Accountants actually need many different types of insurance. Definitely, they need professional indemnity (PI) insurance. Business insurance is also a must, which includes public liability insurance. Cyber crime insurance is also becoming more and more popular – that protects against someone stealing your data from the internet, and employment practices liability insurance, which covers sexual harassment, workplace bullying and unfair dismissal. Employment practices cases have certainly increased in recent times. Directors and officers insurance is another type of insurance many accountants will need, especially if they are operating an external directorship. Tax audit insurance is also highly recommended for accounting firms in order for them to protect themselves and their clients against the cost of professional fees in the event of an audit, enquiry, investigation or review by the ATO or other government agency.
It’s important to note, a lot more accountants outsource work offshore now so they have to make sure their PI insurance has the cover for contractors because some policies don’t have it, or if they have set up their own operations internationally they need to make sure they have all the insurance they need in that country.

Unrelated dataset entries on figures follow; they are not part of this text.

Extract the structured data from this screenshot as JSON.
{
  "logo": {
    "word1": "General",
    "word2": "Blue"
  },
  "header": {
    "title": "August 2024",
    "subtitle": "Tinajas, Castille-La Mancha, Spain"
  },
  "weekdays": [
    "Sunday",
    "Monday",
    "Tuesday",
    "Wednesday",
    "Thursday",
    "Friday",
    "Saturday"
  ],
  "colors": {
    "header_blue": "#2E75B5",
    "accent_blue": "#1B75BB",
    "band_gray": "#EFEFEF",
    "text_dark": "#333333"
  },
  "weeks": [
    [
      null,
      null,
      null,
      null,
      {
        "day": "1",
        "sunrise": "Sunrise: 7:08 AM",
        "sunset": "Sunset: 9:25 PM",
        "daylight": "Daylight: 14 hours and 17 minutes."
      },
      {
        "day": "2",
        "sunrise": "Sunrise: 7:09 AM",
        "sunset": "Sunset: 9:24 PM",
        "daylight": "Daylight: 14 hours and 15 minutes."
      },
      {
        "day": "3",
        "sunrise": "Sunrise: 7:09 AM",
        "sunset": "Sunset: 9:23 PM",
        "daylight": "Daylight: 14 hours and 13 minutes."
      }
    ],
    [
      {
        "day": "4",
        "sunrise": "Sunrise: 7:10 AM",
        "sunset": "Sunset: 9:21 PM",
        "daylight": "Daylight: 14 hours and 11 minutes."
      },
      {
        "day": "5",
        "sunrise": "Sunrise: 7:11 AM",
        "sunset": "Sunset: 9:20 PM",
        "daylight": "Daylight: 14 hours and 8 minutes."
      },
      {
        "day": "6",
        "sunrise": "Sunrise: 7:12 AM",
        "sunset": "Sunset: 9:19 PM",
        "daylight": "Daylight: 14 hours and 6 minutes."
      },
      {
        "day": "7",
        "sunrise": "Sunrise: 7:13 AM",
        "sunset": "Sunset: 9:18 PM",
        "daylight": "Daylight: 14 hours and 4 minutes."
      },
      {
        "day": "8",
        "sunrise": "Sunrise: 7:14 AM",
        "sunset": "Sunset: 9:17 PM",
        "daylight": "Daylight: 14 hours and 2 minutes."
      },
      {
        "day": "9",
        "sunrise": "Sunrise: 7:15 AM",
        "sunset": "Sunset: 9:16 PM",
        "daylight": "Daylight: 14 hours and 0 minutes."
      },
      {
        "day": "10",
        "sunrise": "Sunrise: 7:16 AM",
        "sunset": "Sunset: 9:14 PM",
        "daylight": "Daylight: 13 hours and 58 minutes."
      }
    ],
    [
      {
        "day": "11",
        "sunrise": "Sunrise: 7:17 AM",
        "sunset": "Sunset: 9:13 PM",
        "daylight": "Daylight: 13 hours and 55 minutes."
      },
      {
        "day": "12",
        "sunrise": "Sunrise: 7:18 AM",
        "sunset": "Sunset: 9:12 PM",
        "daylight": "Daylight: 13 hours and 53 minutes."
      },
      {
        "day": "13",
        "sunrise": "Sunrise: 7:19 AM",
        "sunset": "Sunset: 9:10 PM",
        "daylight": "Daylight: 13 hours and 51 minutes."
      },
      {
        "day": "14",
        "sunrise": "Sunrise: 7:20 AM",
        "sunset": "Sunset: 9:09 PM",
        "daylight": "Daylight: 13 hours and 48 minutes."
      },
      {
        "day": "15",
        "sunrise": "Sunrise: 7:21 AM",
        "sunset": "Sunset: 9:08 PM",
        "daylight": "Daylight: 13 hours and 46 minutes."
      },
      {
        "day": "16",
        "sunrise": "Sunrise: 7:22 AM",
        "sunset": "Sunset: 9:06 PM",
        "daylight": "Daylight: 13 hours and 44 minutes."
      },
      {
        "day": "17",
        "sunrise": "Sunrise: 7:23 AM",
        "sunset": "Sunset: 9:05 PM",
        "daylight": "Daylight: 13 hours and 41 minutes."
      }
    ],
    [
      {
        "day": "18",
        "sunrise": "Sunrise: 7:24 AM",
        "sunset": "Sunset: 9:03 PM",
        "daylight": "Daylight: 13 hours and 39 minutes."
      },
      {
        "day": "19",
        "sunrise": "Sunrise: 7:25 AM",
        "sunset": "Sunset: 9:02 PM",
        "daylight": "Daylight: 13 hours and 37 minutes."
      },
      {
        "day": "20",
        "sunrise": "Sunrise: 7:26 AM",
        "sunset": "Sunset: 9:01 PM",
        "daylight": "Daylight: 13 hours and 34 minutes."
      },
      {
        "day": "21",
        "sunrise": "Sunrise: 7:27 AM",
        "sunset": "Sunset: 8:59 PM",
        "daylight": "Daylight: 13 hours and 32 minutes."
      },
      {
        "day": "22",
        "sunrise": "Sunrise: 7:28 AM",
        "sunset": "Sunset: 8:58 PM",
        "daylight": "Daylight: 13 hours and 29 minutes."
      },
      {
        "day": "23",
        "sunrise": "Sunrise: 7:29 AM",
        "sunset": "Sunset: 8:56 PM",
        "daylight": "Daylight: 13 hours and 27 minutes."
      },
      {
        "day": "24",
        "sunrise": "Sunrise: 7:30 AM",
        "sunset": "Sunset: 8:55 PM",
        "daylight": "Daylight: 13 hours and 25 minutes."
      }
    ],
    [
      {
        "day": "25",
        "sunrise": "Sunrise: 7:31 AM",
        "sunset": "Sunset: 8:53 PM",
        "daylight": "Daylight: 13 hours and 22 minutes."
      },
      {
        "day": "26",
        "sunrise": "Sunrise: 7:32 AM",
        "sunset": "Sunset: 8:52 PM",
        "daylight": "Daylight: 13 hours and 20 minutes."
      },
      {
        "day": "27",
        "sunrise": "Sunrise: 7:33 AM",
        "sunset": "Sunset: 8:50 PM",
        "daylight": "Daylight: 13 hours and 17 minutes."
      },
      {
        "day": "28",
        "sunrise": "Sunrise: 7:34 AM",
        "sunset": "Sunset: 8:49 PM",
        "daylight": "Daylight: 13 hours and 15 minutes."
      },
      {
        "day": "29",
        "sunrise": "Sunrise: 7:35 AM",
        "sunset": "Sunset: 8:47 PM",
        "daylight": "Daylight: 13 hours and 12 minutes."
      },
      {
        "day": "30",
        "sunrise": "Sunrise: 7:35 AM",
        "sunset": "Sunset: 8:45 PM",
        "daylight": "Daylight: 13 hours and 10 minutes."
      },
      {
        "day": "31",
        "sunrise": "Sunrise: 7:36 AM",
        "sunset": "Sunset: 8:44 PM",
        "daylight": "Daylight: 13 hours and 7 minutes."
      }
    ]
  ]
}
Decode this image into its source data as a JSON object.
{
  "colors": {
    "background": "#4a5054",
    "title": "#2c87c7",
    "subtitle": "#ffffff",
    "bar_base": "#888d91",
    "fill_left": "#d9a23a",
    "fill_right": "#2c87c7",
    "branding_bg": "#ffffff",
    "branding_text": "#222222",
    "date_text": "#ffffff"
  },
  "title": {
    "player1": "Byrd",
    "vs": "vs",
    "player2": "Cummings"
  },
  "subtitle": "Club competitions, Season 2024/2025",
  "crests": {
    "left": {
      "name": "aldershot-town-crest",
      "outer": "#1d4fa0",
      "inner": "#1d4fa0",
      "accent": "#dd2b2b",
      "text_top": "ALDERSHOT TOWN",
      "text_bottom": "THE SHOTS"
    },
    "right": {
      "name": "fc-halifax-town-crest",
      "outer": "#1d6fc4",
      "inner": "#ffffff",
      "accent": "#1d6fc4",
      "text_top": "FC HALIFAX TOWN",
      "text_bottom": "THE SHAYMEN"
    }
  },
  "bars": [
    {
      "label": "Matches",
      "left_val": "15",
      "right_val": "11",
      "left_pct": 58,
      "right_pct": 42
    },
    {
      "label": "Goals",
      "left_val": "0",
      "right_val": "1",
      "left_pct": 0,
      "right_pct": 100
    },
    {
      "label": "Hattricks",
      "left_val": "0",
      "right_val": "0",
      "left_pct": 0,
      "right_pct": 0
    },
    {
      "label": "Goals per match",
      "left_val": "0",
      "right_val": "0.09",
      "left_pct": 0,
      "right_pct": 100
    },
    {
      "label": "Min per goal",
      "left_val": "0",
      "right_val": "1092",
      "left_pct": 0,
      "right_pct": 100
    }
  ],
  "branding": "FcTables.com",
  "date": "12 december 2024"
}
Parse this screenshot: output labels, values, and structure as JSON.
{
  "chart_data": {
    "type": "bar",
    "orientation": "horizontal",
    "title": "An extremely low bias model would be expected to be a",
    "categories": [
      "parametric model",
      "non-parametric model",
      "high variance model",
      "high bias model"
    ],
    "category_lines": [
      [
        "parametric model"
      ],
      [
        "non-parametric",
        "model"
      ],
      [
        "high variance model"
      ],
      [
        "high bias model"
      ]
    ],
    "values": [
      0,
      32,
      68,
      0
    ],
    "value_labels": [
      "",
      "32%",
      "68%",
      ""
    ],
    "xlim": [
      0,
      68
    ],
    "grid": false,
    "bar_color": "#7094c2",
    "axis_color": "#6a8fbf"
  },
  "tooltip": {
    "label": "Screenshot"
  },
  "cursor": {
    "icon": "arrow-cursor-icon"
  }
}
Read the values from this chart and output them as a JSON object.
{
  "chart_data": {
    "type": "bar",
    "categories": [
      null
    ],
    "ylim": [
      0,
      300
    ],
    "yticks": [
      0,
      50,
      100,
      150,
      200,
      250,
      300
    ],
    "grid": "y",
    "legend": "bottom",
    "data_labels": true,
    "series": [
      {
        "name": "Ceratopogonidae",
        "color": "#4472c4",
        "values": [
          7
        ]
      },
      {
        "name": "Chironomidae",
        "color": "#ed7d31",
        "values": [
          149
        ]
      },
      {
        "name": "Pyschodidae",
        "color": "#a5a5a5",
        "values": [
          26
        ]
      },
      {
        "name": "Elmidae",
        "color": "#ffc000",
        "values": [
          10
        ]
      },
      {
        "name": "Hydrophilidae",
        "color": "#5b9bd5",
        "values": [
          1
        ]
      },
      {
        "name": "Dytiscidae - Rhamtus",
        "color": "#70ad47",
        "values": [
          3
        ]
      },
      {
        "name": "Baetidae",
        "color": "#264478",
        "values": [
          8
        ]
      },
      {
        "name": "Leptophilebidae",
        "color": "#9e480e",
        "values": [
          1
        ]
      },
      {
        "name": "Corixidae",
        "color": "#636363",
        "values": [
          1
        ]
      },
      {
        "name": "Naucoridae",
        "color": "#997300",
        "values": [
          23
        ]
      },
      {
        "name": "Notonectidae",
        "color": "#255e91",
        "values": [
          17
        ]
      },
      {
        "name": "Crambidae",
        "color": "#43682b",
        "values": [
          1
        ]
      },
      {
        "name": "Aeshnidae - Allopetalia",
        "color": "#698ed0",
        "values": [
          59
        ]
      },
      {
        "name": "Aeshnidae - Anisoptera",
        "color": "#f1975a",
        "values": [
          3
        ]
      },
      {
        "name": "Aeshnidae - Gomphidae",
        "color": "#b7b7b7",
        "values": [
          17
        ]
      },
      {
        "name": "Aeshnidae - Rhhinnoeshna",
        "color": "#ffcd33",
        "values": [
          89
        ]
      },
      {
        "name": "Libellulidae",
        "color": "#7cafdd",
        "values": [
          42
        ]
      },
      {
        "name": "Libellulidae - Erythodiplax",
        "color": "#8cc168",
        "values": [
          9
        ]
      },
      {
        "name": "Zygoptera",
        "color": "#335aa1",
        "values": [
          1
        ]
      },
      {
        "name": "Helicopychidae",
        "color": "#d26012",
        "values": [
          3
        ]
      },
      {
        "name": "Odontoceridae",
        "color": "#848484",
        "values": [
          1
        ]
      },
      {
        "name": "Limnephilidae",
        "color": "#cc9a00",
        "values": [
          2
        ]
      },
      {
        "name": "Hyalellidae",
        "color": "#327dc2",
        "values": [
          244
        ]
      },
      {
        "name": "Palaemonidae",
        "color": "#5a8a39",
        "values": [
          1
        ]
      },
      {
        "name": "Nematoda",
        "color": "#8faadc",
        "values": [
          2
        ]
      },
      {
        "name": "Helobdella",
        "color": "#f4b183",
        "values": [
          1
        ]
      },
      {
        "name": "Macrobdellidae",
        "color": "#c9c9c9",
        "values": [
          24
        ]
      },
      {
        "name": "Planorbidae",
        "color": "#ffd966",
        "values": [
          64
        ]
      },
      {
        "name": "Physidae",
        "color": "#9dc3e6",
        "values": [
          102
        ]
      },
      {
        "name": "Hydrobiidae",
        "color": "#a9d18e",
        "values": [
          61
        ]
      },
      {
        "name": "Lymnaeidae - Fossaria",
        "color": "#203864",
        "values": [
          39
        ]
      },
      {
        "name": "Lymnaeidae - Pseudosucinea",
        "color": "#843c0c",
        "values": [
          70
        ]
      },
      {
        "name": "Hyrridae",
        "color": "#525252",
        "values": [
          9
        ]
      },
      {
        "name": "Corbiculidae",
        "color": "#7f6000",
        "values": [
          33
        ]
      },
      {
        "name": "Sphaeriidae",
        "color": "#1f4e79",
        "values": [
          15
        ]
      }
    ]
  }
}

With the accountants’ exemption set to expire, how will the new licensing regime affect the insurance accountants need?
We believe accountants will need to make a cost-based decision on whether it is worth continuing to provide that specific advice or step out of it altogether. Depending on what happens, it will determine how insurers will price the policies. At the moment there is a bit of caution and some insurers are dipping their toe into the water to see exactly how much advice the accountant can give. The thing that makes most insurers nervous is the financial planning advice. If the advice that the accountant can give their clients becomes the same risk profile as financial planning advice then accountants can expect their premiums to rise sharply. With financial planning the policy must be RG126 compliant and must have a minimum of $2 million limited of indemnity whereas now some accountants can have as low as $500,000 (depending on which association they belong to). If the insurer actually thinks that the risk profile is similar to financial planning advice, that may have to increase to $2 million which will make the premiums higher.
What should accountants look for in an insurance provider?
The broker is the most important thing. The broker needs to have a good reputation and experience in dealing specifically with accountants. It’s very important a broker understands the complexity of dealing with accountants' professional indemnity insurance. At Accountancy Insurance we will always understand the challenges and changes ahead for the profession because we don’t specialise in anything other than accountants’ insurance.
Accountants should look at things such as whether the broker provides risk management education to compliment the insurance policy and assist in lowering the risk profile. We have been very surprised by the number of accountants out there who purchase a policy from somewhere but have never been educated about it.
Accountants need an insurance broker who understands exactly where the profession is heading in terms of the type of work that accountants are doing and the risk profile associated with it.